Just some early morning thoughts from me to you…

“And God spoke all these words: “I am the Lord your God, who brought you out of Egypt, out of the land of slavery. “You shall have no other gods beforeme…” Exodus 20: 1-3 (ESV)

“When the people saw that Moses was so long in coming down from the mountain, they gathered around Aaron and said, “Come, make us gods who will go before us. As for this fellow Moses who brought us up out of Egypt, we don’t know what has happened to him.”

Aaron answered them, “Take off the gold earrings that your wives, your sons and your daughters are wearing, and bring them to me.” So all the people took off their earrings and brought them to Aaron. He took what they handed him and made it into an idol cast in the shape of a calf, fashioning it with a tool. Then they said, “These are your gods, Israel, who brought you up out of Egypt.”
Exodus 32: 1-4 (ESV)

How are you doing with your idols? Don’t have any? Great.

The scripture set out above in Exodus 20, is one of the many moments of conversation which God and Moses had in the journey of the Israelite nation toward the Promised Land.

Here, Moses had now gone up onto Mount Sinai to learn even more from the Lord. To spend some time with the Lord he loved, as God laid out for him the laws and expectations He had for his people, that the Lord would expect Moses to share with the Israelites.

Laws, directions, and expectations—all for their good.

But this time, Moses was gone a bit longer than their patience would allow, and the Israelites were feeling insecure again. And they resorted to their favorite pastime—whining. Moses was their leader, and represented God to them, and they needed him there, they needed him to follow, to go before them, to be with them. But where was he?

So they decided they needed another leader, another “god” to go before them, at least until Moses got back from his campout on the top of the mountain. In Egypt before God had rescued them from slavery, they had been exposed to many Egyptian gods, a number of them of, or with, an animal image. The Egyptians had worshipped these.

And so with the help of Moses’ brother, Aaron, and at his direction, the Israelites gathered all the gold rings from the ears of their wives, sons and daughters, and Aaron took them and created an idol of a golden calf for them. When he saw their commitment to it, he even built an altar before it, signifying it as something to be worshipped.

The golden calf. Their new “god.” Their idol.

At some point, God obviously diverted his focus from his conversation with Moses on the top of Mount Sinai to see what was going on in the flatlands below, and when He did, He wasn’t happy with what He saw going on.

I wonder what God might see looking down on us and all that is going on in the world today. In our governments, institutions of learning, businesses, and even in our churches and homes. Maybe a Golden calf or two somewhere? Certainly not in my house, and not in yours’, right?

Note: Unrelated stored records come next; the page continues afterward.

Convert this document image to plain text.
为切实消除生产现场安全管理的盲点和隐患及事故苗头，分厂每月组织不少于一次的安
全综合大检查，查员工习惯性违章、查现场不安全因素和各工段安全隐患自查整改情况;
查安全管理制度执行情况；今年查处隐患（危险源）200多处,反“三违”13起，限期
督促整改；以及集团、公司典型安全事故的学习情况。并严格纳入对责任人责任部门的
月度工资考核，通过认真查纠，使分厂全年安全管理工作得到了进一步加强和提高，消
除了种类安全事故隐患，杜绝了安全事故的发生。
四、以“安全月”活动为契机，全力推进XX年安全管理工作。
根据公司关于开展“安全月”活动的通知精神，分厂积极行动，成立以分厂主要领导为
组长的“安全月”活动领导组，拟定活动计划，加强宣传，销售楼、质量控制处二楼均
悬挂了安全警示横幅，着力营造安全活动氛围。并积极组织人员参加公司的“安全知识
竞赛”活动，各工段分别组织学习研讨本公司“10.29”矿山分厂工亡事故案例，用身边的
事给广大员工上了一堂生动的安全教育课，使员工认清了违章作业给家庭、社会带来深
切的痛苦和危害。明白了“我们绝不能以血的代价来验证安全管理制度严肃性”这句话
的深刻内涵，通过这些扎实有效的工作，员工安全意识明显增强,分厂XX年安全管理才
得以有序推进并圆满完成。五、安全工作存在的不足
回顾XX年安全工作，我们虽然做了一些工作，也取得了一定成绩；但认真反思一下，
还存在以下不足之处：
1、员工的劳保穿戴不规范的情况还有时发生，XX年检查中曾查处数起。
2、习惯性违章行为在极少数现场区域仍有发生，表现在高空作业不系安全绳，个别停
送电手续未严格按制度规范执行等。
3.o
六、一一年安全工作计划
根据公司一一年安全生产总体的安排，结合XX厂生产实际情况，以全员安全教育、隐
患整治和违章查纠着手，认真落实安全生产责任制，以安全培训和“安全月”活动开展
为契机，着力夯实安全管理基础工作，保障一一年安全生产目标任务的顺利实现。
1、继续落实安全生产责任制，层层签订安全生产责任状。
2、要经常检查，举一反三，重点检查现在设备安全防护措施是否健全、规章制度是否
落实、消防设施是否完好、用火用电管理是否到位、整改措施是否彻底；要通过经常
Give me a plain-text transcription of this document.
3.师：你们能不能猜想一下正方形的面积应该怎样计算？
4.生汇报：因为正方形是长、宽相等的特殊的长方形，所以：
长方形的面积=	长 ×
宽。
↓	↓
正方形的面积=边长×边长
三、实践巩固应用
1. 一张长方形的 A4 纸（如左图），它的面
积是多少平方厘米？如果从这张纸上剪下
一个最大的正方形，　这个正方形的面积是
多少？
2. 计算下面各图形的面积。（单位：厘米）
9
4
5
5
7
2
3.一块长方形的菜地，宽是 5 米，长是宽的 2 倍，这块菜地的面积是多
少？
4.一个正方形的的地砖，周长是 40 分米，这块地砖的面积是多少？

Let’s look closer, which I suspect He would do. Happy God?

In his book “Counterfeit Gods” Timothy Keller shares that an idol “is anything more important to you than God, anything that absorbs your heart and imagination more than God,”

Similarly, and by another name, he says that “a counterfeit ‘god’ is anything so central and essential to your life, should you lose it, your life would feel hardly worth living. An idol has such a controlling position in your heart that you can spend most of your passion and energy, your emotional and financial resources, on it without a second thought.”

Notice any golden calves around you?

I wonder if God would see any in my life—in my heart, or in my home.

How about some of these? Is money an idol, a golden calf, to you? What about comfort, or stuff, or peer approval? How about your career, family, children, trophies and championships, or following your favorite professional or college team in sports? What about your all-consuming drive, at times, for awards and the recognition by your peers in your career as the best? How about the house, or car, your social standing and acceptance among friends and in community circles? What about a political position or a social cause?

I believe I hear God calling, maybe even getting close.

“I am the Lord your God, who brought you out of Egypt, out of the land of slavery. “You shall have no other gods before me…”

You shall have no other gods before me.

How are we doing with that?

Just something that maybe we need to think about today and every day.